I've been given the source code for an existing Java application (let's call it "WebApp") that needs to be tested . It's deployed into Glassfish as a WAR file. This is customer code so would like to avoid modifying the WebApp POM if I can help it.
So I'm creating a separate project (in Eclipse) to do the testing. The new project needs to call methods directly on various WebApp classes. I tried referencing the WAR file as a Maven Dependency but after doing this it doesn't show up in Maven Dependencies in Eclipse - see below:
WebApp
src/main/java
...
pom.xml
WebAppTest
src/main/test
test.package.name
webAppAcceptanceTestIT.java
Maven Dependencies
junit-4.6.jar
mockito-all-1.9.5.jar
<<< No WebApp war/jars here >>>
<dependency>
<groupId>...</groupId>
<artifactId>webapp</artifactid>
<version>...</version>
<type>war</type>
<scope>compile</scope>
</dependency>
type=jar
scope=test
You have several options, in decreasing order of preference:
Deploy the war, fire HTTP requests at it, check the database separately. No access needed to the webapp's classes. This is the cleanest option and most maintainable.

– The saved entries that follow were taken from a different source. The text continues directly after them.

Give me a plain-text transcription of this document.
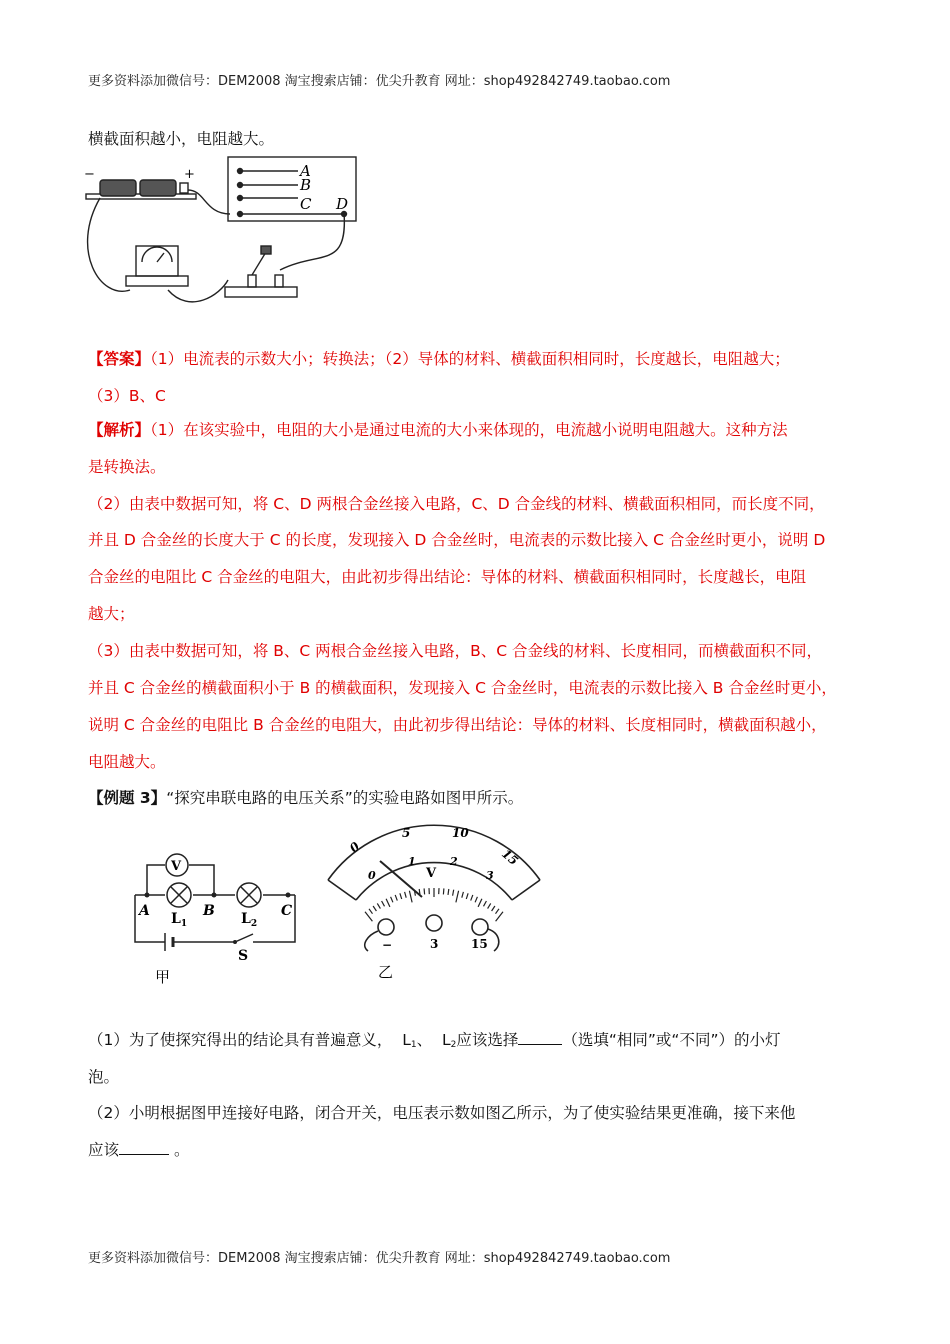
更多资料添加微信号：DEM2008 淘宝搜索店铺：优尖升教育 网址：shop492842749.taobao.com
横截面积越小，电阻越大。
−	+	A
B
C D
【答案】（1）电流表的示数大小；转换法；（2）导体的材料、横截面积相同时，长度越长，电阻越大；
（3）B、C
【解析】（1）在该实验中，电阻的大小是通过电流的大小来体现的，电流越小说明电阻越大。这种方法
是转换法。
（2）由表中数据可知，将 C、D 两根合金丝接入电路，C、D 合金线的材料、横截面积相同，而长度不同，
并且 D 合金丝的长度大于 C 的长度，发现接入 D 合金丝时，电流表的示数比接入 C 合金丝时更小，说明 D
合金丝的电阻比 C 合金丝的电阻大，由此初步得出结论：导体的材料、横截面积相同时，长度越长，电阻
越大；
（3）由表中数据可知，将 B、C 两根合金丝接入电路，B、C 合金线的材料、长度相同，而横截面积不同，
并且 C 合金丝的横截面积小于 B 的横截面积，发现接入 C 合金丝时，电流表的示数比接入 B 合金丝时更小，
说明 C 合金丝的电阻比 B 合金丝的电阻大，由此初步得出结论：导体的材料、长度相同时，横截面积越小，
电阻越大。
【例题 3】“探究串联电路的电压关系”的实验电路如图甲所示。
V
A	B	C
$L_1$	$L_2$
S
甲
0
5	10
15
0
1	2
3
V
−	3	15
乙
（1）为了使探究得出的结论具有普遍意义， $L_1$、 $L_2$应该选择	（选填“相同”或“不同”）的小灯
泡。
（2）小明根据图甲连接好电路，闭合开关，电压表示数如图乙所示，为了使实验结果更准确，接下来他
应该	。
更多资料添加微信号：DEM2008 淘宝搜索店铺：优尖升教育 网址：shop492842749.taobao.com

Use Arquillian to deploy the application along with your tests and run them.
You would need to add attachClasses
to maven-war-plugin
's config in the POM of the original war. Your Test project needs to depend on [artifactid]-classes
instead of artifactid
. Your tests run within Glassfish (Arquillian deals with starting up Glassfish and deploying the war).
Arquillian has a bit of learning curve.
Use something like Spring's HTTPInvoker to expose the classes you want to test to your test code. Your tests run in a separate JVM to Glassfish, and connect to the classes under test using HTTP. You still need to change the POM like in the in-container case. This might be tricky if your WAR isn't Spring-based, and is quite invasive to the original application. You may also run into problems with serialization.